MIGSTA1 and WHYMOVE consistency

Hello! A follow up to this question:

I’m using MIGSTAT1 to only look at people who moved from a given state (state A), and then tallying the WHYMOVE reasons to find a most common one.

However, the added number of people who gave each reason is much larger than the ACS 5-year estimate of how many people moved from state A to other states (980,000 compared to 330,000). Why is there such a large discrepancy? How can I gauge how representative of people who moved from state A these responses are?


Oh, I just realized that I was not using the MIGRATE1 variable to only look at out-of-state movers. Now the number is closer to 127,000, which considering the total, seems too good of a sample to be true?

Here are the variables I’m using. I’m also trying to just limit it to 2018 responses.

Also, is there a reason some reasons are not listed at all for some states? (i.e. Michigan, under the above parameters, doesn’t list “retirement” as a reason for moving).

I think you may be confusing the estimates you produced with the sample size.
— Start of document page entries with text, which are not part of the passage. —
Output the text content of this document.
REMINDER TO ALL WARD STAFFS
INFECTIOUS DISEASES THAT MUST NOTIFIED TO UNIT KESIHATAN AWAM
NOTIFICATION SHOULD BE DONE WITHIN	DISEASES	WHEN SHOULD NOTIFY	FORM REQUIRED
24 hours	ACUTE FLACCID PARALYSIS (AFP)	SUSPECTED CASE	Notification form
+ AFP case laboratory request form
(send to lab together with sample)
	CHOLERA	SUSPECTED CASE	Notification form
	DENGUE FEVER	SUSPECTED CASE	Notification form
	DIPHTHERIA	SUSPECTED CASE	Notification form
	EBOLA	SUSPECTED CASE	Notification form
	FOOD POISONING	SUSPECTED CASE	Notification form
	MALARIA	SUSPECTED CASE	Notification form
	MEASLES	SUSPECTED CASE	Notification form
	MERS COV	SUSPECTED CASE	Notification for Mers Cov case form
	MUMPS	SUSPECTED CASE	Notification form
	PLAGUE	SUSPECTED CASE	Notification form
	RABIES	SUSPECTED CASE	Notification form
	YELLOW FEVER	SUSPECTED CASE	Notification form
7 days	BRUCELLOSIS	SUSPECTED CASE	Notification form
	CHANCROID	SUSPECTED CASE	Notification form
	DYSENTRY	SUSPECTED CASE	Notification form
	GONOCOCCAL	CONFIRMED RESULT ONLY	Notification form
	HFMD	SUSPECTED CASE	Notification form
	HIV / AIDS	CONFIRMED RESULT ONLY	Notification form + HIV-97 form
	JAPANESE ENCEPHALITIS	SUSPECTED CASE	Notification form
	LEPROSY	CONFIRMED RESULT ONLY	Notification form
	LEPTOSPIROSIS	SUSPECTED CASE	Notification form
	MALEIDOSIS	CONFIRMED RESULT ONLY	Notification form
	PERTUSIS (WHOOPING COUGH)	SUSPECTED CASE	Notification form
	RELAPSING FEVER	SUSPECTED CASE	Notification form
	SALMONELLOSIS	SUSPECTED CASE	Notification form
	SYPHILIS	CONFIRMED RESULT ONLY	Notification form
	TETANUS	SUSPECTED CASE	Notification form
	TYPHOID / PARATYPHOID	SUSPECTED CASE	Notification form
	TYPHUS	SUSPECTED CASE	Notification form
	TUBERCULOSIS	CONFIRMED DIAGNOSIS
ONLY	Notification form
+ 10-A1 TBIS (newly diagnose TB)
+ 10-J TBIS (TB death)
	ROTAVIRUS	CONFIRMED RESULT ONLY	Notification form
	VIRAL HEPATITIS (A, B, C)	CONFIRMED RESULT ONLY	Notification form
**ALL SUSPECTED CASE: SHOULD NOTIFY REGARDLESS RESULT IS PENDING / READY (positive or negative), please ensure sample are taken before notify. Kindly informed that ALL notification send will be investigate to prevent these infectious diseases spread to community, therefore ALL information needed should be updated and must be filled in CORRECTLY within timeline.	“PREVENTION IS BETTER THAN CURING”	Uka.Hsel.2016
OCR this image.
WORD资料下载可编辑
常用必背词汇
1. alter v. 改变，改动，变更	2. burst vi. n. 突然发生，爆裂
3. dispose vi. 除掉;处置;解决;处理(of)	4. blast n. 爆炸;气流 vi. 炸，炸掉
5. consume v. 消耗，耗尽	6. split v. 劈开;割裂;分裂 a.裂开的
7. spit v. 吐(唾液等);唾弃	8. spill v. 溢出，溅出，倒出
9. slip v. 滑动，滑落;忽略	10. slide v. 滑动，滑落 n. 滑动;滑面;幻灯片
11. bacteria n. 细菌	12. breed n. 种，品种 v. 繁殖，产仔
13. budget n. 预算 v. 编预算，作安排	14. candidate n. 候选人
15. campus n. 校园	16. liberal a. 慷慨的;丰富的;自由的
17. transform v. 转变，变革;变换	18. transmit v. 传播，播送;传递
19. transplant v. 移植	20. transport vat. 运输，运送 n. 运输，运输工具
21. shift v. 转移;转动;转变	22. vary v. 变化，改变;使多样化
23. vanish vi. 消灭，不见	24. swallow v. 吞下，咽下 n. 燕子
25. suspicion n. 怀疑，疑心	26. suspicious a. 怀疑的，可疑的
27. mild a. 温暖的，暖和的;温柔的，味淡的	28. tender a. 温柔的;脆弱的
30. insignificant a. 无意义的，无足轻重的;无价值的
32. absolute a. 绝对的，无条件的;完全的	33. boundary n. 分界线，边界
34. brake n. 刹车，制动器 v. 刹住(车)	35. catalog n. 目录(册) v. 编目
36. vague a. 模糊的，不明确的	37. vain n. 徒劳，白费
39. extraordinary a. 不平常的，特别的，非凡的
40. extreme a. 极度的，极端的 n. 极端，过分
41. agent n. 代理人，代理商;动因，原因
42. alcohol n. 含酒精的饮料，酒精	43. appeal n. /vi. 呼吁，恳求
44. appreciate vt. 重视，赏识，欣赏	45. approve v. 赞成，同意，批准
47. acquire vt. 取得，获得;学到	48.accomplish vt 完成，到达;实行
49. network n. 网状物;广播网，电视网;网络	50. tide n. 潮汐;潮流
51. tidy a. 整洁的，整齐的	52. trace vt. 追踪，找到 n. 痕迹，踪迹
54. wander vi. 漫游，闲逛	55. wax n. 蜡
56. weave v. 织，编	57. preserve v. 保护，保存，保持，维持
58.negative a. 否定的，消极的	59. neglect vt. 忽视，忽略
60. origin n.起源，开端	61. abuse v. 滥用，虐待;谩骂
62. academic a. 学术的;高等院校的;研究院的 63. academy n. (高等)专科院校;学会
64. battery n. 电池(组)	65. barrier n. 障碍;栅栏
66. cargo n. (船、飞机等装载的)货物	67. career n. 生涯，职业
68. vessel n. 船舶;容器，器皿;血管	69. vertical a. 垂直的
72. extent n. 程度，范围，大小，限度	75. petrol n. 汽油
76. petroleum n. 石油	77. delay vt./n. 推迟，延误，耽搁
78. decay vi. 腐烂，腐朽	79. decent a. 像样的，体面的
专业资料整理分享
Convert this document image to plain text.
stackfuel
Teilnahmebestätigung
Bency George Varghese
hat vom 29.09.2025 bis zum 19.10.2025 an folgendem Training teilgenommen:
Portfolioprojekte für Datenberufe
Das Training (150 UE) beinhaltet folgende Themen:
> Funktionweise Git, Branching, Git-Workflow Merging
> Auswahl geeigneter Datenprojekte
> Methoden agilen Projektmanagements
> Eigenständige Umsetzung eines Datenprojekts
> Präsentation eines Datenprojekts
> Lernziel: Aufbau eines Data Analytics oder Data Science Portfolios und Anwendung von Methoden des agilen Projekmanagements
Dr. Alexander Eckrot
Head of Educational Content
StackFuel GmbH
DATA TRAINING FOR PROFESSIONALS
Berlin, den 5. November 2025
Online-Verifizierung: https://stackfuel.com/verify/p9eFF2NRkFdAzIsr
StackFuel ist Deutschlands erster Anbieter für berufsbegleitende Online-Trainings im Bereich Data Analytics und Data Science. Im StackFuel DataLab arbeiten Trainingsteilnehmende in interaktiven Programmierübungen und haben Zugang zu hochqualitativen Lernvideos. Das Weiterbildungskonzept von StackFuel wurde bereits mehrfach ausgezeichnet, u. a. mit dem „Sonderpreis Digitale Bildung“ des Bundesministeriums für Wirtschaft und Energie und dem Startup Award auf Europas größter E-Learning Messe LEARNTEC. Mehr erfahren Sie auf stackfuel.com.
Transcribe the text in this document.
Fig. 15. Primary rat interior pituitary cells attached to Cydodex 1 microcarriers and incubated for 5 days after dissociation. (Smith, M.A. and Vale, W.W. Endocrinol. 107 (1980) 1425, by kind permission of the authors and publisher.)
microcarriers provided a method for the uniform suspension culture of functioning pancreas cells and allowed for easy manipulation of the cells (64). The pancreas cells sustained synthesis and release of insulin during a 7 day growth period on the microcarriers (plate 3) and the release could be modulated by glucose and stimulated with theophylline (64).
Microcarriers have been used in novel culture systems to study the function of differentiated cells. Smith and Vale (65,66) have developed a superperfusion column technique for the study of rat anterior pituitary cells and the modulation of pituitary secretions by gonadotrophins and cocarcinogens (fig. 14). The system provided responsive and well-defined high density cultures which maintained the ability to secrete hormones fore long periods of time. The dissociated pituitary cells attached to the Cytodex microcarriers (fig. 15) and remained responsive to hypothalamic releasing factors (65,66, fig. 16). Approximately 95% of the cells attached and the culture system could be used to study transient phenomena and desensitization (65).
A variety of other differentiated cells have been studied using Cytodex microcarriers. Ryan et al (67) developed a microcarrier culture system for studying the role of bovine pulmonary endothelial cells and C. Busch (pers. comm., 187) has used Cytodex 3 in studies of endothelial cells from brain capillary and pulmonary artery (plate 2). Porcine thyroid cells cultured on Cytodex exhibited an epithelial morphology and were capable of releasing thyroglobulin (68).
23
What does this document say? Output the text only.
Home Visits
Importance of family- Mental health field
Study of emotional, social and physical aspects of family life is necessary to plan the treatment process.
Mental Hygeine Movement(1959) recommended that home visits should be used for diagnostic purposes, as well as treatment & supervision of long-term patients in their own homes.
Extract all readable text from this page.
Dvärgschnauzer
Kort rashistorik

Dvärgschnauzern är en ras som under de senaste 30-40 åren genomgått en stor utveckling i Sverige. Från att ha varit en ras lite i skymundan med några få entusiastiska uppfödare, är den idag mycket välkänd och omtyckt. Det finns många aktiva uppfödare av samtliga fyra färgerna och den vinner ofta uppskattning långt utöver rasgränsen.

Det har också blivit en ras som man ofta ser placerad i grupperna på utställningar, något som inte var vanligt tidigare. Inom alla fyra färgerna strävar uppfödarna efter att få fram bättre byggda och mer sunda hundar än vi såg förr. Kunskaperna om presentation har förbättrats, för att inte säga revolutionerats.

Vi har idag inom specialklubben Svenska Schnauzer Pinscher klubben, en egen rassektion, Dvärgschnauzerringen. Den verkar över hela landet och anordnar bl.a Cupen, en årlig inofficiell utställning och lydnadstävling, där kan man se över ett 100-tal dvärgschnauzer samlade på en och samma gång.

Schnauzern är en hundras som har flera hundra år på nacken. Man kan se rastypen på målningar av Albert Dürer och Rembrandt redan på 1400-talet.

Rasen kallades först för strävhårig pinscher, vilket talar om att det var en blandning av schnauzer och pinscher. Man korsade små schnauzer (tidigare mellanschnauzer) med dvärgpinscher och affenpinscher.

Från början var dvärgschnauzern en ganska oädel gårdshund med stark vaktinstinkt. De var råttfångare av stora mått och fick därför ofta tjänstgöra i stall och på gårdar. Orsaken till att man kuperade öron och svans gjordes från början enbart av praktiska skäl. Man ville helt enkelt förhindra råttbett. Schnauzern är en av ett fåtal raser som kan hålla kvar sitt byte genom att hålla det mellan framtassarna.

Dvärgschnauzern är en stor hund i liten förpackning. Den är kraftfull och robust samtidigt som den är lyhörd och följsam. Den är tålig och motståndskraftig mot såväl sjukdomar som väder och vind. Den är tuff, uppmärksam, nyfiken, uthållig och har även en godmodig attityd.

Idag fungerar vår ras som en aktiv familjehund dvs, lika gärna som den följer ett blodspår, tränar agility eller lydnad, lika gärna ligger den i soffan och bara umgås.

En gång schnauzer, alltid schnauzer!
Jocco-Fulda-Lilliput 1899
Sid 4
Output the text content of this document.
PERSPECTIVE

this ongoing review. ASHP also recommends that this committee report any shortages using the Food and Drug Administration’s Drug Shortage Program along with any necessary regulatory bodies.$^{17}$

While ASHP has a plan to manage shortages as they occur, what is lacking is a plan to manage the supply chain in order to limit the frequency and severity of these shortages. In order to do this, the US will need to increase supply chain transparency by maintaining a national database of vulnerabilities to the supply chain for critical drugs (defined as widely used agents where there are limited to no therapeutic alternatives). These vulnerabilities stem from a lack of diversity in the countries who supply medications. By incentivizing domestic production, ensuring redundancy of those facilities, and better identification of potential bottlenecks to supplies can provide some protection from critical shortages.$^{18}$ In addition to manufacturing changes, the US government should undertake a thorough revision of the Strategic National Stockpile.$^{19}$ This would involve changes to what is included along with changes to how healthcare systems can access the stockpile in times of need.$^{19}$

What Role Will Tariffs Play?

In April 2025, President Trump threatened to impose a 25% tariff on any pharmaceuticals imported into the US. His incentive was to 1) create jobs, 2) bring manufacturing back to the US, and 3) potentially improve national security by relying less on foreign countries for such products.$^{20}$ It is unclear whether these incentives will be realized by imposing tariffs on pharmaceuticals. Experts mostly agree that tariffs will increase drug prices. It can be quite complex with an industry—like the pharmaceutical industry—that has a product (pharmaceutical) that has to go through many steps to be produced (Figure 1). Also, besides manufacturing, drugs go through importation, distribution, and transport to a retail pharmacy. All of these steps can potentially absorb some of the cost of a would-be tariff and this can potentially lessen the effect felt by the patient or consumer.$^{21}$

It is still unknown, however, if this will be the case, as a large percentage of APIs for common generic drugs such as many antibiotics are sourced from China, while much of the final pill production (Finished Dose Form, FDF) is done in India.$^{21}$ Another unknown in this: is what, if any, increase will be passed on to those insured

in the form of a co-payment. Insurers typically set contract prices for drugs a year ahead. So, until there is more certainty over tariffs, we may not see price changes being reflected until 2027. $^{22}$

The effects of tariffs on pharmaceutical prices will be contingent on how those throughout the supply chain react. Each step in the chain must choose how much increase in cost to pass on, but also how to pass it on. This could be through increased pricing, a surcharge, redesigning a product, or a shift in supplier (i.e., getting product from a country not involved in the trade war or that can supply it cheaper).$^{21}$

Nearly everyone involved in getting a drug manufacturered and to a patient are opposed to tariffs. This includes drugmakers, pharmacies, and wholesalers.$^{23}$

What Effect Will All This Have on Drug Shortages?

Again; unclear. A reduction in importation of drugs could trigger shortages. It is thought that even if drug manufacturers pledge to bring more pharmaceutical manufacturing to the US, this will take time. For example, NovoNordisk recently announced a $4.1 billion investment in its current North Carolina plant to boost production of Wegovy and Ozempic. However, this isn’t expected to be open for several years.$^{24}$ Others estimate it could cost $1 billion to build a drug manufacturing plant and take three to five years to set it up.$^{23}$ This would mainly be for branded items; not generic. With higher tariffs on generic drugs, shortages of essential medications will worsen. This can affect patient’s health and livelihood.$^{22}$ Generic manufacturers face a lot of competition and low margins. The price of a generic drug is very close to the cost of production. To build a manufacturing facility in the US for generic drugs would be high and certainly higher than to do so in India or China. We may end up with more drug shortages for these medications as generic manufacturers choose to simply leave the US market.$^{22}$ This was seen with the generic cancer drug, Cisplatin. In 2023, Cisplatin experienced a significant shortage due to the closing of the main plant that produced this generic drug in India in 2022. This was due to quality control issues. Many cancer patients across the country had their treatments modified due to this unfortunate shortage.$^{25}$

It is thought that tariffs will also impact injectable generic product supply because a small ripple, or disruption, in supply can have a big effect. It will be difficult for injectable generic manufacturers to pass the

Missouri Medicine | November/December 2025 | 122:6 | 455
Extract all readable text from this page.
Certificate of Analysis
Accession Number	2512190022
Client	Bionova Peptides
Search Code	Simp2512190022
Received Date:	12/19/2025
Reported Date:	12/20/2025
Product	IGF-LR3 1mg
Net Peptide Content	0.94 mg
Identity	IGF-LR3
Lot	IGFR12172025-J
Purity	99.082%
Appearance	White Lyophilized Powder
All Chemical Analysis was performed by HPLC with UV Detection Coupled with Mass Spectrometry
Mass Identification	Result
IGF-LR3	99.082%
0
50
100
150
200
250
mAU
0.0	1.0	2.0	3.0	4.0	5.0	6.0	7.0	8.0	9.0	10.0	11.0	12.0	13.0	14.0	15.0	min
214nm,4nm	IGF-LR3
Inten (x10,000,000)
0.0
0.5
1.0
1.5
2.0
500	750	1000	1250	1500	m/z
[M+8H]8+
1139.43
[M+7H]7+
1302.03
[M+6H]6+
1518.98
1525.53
When you create your table in SDA, you can choose to display estimated numbers (using weights), unweighted numbers, or both. The 127,000 you mentioned is an estimate of the total number of movers from Illinois to another state. But the actual number of survey respondents who gave that answer was only 61. Regarding the missing categories of WHYMOVE, this is a similar situation. Only categories with any respondents will be listed. Most categories of WHYMOVE with MIGSTA1=Michigan have only a small number of respondents, so if there were few retirees who moved from Michigan it could definitely be the case that they wouldn’t be sampled by CPS at all in a given month. If you expand the number of years considered, you’ll see more categories show up.

Ah, yes, I was mistakenly using the estimated numbers as the total surveyed. 61 seems rather low to base too many conclusions on, even when using the confidence intervals for each percentage. However, I know CPS has cautioned against comparing responses between years because of wording changes – does the data used for the SDA account for those differences?

You can check the variable’s comparability tab to see if the variable is comparable over time. Although this does not pick up every wording change, but rather category changes. You can check precise wording changes for many variables using the Questionnaire Text tab. I think you don’t have too much to worry about for your variables, so pooling years should be fine.